Outro mito derrubado foi o de que há uma cura para ressaca. Bananas, aspirina, e até uma cerveja são recomendados para combater os efeitos do excesso de álcool no temido “dia seguinte”.



Mas, depois de consultar várias pesquisas dedicadas ao assunto, Vreeman e Carroll concluíram que a única forma de evitar a ressaca é bebendo com moderação.



Evidências



A intenção do artigo é lembrar os leitores que muitas vezes crenças comuns no campo da saúde não estão baseadas em nenhuma evidência científica –e mostrar alguns exemplos.



Outro mito derrubado foi o de que açúcar deixa as crianças hiperativas, um pesadelo para muitos pais. “Independente do que os pais acreditam, no entanto, o açúcar não é responsável pelo descontrole dos pequenos”, diz o artigo.



Pelo menos 12 estudos já foram feitos para examinar como as crianças reagem ao açúcar e nenhum deles conseguiu detectar qualquer diferença de comportamento. Os estudos incluíam açúcar na forma de doces, balas, chocolates e fontes naturais.



“Os cientistas até estudaram como os pais reagem ao mito do açúcar. Quando os pais acreditam que seus filhos tomaram bebida com açúcar, eles avaliam o comportamento dos filhos como mais hiperativo.
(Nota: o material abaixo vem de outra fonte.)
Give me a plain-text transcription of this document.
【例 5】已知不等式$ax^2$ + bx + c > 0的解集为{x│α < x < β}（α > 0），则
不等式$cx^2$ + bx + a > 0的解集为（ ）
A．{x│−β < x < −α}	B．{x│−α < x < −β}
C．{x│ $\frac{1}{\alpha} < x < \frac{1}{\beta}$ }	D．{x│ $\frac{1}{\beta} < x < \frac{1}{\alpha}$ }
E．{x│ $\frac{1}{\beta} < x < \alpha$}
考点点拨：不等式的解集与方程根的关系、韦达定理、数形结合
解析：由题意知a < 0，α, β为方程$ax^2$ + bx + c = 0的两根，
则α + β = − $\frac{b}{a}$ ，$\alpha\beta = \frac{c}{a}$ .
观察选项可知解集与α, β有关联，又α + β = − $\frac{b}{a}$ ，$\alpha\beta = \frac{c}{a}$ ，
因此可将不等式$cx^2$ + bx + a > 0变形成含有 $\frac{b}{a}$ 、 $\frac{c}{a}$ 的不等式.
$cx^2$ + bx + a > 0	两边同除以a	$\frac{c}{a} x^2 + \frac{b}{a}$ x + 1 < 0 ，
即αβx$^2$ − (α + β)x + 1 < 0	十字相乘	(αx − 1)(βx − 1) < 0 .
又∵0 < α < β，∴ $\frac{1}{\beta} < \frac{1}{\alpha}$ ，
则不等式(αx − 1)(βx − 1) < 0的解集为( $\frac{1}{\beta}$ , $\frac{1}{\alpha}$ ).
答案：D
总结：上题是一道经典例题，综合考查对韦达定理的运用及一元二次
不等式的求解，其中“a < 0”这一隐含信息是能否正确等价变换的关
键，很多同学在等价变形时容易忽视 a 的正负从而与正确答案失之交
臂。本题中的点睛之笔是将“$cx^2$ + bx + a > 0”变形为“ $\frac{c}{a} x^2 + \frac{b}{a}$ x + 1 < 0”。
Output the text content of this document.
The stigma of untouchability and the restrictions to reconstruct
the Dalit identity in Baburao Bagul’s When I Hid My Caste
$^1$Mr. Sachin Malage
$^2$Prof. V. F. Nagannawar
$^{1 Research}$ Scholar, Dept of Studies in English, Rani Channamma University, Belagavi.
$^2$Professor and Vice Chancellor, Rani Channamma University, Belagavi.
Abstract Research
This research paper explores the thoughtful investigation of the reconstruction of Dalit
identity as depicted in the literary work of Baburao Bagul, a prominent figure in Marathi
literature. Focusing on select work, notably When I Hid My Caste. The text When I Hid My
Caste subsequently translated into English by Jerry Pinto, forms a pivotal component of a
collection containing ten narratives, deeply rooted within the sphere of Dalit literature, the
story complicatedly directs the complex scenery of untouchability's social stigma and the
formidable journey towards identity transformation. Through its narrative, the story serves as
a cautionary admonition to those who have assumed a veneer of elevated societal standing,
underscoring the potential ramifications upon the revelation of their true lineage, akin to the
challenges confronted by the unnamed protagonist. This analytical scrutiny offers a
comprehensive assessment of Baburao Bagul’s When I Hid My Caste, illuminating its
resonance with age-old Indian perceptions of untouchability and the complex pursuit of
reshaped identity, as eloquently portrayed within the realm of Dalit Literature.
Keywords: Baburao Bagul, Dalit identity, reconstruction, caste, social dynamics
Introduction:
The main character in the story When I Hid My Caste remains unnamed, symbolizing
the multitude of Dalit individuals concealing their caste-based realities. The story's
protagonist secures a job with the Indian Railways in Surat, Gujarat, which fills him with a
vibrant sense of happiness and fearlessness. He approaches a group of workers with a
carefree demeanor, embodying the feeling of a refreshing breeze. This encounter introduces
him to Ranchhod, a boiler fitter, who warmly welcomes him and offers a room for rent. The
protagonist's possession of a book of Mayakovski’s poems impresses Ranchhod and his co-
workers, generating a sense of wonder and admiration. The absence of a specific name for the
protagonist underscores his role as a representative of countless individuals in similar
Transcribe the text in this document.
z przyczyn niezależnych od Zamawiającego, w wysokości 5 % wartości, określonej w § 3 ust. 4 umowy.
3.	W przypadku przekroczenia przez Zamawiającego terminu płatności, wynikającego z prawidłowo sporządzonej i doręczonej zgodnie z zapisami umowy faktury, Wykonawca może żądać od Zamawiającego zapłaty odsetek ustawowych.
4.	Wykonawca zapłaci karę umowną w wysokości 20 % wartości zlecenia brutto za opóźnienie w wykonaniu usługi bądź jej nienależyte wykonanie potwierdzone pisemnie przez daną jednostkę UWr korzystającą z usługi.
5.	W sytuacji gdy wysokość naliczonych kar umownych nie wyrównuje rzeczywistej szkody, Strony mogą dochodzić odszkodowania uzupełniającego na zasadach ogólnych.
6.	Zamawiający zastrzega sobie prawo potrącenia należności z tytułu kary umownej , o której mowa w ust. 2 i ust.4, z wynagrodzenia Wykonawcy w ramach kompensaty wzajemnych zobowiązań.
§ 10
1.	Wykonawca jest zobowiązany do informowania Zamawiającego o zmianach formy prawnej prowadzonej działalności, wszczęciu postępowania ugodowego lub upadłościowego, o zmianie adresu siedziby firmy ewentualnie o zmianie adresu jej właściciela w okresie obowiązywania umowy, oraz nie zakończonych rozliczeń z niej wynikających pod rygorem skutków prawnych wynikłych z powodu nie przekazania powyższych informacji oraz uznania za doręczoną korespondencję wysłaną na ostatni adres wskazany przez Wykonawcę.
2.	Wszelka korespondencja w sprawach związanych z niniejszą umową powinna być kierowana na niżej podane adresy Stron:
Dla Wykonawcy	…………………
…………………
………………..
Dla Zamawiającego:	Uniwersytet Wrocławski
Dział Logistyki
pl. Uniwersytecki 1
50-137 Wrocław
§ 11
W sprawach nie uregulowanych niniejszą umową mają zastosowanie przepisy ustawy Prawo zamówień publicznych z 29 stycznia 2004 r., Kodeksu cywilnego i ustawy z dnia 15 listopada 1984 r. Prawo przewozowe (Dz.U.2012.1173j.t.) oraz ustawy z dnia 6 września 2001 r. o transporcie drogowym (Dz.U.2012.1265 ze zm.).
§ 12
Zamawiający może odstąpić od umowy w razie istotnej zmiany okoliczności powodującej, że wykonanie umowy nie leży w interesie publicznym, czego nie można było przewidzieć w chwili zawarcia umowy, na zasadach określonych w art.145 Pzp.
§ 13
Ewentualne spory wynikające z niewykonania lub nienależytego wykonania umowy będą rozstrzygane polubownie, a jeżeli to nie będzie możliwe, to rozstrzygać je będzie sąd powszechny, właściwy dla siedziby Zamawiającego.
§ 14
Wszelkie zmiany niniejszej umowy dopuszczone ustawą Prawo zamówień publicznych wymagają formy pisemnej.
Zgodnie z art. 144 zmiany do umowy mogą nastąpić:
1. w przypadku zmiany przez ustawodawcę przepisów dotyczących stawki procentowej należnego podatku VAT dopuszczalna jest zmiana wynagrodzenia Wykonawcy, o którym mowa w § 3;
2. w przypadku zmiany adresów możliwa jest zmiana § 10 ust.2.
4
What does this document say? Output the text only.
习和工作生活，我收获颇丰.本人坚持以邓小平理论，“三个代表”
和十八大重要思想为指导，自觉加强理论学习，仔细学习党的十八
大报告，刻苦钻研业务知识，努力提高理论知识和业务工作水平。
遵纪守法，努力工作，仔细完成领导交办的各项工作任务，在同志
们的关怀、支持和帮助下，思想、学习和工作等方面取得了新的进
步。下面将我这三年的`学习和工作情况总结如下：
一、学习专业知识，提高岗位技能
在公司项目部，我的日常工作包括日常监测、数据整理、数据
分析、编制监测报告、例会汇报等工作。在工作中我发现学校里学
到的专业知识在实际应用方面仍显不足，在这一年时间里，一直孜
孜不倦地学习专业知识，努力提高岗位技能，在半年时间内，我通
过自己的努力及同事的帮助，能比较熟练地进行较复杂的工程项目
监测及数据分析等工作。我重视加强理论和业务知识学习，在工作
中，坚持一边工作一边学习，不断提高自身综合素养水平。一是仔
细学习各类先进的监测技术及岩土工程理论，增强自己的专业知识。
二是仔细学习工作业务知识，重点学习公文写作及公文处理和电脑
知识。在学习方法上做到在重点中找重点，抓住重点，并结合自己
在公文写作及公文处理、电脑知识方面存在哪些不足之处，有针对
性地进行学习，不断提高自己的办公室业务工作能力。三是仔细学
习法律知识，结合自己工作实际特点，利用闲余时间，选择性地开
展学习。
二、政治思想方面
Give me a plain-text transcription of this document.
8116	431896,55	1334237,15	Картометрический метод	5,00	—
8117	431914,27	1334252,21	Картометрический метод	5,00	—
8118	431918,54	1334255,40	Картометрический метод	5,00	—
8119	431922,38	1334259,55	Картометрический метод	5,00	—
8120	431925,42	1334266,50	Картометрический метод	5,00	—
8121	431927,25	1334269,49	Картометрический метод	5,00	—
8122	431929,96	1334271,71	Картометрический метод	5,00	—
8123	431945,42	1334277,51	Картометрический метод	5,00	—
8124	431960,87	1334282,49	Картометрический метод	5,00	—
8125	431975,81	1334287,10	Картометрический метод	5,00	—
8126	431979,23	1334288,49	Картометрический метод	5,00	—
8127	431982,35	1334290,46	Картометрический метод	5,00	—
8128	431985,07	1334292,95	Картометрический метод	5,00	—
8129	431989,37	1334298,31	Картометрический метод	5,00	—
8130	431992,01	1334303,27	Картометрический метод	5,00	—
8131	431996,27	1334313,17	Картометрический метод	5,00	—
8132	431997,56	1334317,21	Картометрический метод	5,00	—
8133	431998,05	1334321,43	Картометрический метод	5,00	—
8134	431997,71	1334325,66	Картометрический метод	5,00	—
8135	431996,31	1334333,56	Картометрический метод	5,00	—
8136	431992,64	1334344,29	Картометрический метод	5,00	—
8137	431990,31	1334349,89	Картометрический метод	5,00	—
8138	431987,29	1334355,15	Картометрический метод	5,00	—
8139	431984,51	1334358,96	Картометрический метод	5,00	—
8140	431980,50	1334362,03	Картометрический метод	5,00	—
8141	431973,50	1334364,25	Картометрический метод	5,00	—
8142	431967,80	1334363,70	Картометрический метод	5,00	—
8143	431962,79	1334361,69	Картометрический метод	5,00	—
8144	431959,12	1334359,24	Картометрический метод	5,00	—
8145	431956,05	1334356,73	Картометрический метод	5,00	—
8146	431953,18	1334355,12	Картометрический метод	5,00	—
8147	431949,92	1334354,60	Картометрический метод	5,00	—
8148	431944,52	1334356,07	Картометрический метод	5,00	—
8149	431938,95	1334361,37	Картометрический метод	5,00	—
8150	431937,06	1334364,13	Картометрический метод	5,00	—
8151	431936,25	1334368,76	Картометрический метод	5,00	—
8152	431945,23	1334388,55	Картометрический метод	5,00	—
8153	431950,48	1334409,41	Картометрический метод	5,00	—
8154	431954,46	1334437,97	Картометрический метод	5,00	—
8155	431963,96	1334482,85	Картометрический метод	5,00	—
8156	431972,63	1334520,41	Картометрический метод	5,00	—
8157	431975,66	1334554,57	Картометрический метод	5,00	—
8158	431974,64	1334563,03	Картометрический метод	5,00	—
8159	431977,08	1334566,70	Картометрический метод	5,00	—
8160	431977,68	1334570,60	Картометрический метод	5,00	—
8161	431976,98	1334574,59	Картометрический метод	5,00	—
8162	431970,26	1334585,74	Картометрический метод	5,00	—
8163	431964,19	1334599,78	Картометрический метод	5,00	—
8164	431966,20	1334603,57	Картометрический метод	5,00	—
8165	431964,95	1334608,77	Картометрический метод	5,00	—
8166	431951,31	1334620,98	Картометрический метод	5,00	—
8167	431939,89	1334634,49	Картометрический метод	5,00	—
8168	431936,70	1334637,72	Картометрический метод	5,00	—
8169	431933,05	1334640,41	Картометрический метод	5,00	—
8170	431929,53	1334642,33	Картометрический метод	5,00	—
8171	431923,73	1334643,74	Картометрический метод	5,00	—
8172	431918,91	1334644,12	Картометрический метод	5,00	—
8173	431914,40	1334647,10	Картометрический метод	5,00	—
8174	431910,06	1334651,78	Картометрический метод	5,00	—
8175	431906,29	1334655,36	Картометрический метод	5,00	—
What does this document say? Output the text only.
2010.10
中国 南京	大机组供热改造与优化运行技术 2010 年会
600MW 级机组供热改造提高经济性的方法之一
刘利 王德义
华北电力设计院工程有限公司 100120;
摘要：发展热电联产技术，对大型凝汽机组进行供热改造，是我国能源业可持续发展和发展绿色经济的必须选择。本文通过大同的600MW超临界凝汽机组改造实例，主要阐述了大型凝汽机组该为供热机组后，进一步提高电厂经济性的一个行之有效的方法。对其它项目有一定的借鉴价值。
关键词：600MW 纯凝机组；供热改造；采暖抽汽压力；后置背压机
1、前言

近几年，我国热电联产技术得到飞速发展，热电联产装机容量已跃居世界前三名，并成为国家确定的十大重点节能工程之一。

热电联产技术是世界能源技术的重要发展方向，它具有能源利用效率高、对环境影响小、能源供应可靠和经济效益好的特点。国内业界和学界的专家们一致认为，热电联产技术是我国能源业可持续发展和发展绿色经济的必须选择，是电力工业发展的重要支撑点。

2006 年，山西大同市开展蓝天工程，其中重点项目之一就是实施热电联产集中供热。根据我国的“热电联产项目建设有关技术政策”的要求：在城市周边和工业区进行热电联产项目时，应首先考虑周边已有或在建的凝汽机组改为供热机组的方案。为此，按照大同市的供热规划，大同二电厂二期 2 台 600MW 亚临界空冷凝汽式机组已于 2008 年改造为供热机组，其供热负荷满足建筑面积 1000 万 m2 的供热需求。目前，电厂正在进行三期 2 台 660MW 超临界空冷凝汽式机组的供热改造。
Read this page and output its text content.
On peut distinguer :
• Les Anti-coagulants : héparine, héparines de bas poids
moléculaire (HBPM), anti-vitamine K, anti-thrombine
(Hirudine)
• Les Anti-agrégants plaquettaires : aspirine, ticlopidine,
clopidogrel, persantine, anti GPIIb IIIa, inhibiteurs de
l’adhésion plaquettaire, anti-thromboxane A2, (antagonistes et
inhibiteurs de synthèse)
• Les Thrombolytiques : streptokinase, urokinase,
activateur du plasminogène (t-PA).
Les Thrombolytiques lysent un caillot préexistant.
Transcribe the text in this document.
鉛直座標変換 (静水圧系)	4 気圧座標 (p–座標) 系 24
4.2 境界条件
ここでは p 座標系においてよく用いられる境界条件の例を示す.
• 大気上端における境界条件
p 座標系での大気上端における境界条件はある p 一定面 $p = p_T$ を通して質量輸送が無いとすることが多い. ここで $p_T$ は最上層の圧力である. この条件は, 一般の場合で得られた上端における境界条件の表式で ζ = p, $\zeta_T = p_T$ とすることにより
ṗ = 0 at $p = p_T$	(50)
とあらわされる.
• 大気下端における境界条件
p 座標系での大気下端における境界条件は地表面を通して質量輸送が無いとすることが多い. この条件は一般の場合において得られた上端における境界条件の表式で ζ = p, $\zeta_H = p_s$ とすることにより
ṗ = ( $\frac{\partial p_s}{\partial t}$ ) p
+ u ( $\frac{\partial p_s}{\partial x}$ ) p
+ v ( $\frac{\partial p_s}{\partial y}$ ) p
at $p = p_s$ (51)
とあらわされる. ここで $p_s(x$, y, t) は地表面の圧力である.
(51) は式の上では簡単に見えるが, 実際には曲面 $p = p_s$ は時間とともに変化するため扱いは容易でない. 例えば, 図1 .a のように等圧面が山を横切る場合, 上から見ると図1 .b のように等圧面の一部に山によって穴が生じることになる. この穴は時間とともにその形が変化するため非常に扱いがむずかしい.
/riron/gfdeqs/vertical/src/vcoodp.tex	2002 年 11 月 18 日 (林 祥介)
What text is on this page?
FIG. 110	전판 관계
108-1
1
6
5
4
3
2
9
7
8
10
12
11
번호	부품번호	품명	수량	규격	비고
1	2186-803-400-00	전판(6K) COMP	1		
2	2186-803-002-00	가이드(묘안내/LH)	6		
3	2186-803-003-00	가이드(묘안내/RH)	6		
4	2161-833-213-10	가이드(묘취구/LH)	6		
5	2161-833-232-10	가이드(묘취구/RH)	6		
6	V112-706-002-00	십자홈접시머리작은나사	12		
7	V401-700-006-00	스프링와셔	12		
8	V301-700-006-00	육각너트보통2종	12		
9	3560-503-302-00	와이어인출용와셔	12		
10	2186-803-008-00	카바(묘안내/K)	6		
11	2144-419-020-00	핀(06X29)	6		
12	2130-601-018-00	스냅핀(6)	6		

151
A diferença no comportamento das crianças está na cabeça dos pais.”



Além disso, os autores derrubaram o mito de que o número de suicídios aumenta na época das festas, de que a poinséttia –planta de folhas verdes e vermelhas, usada na decoração nesta época do ano, principalmente no hemisfério norte– é tóxica, ou de que usar chapéu é fundamental para manter o corpo aquecido porque a cabeça é a parte do corpo que mais libera calor.



“Até uma manual de sobrevivência no campo do Exército americano recomenda cobrir a cabeça no tempo frio porque de 40% a 45% do calor do corpo é perdido pela cabeça”, dizem os autores.



Segundo Vreeman e Carroll, a orientação é fruto de uma experiência com soldados no Ártico, que estavam vestidos, mas sem chapéu, onde foi medida a perda de calor.



“Especialistas dizem, no entanto, que se essa experiência tivesse sido feita com voluntários usando trajes de banho, eles não teriam perdido mais do que 10% de seu calor.”



O calor do corpo, dizem os autores, é liberado proporcionalmente por todas as partes do corpo descobertas.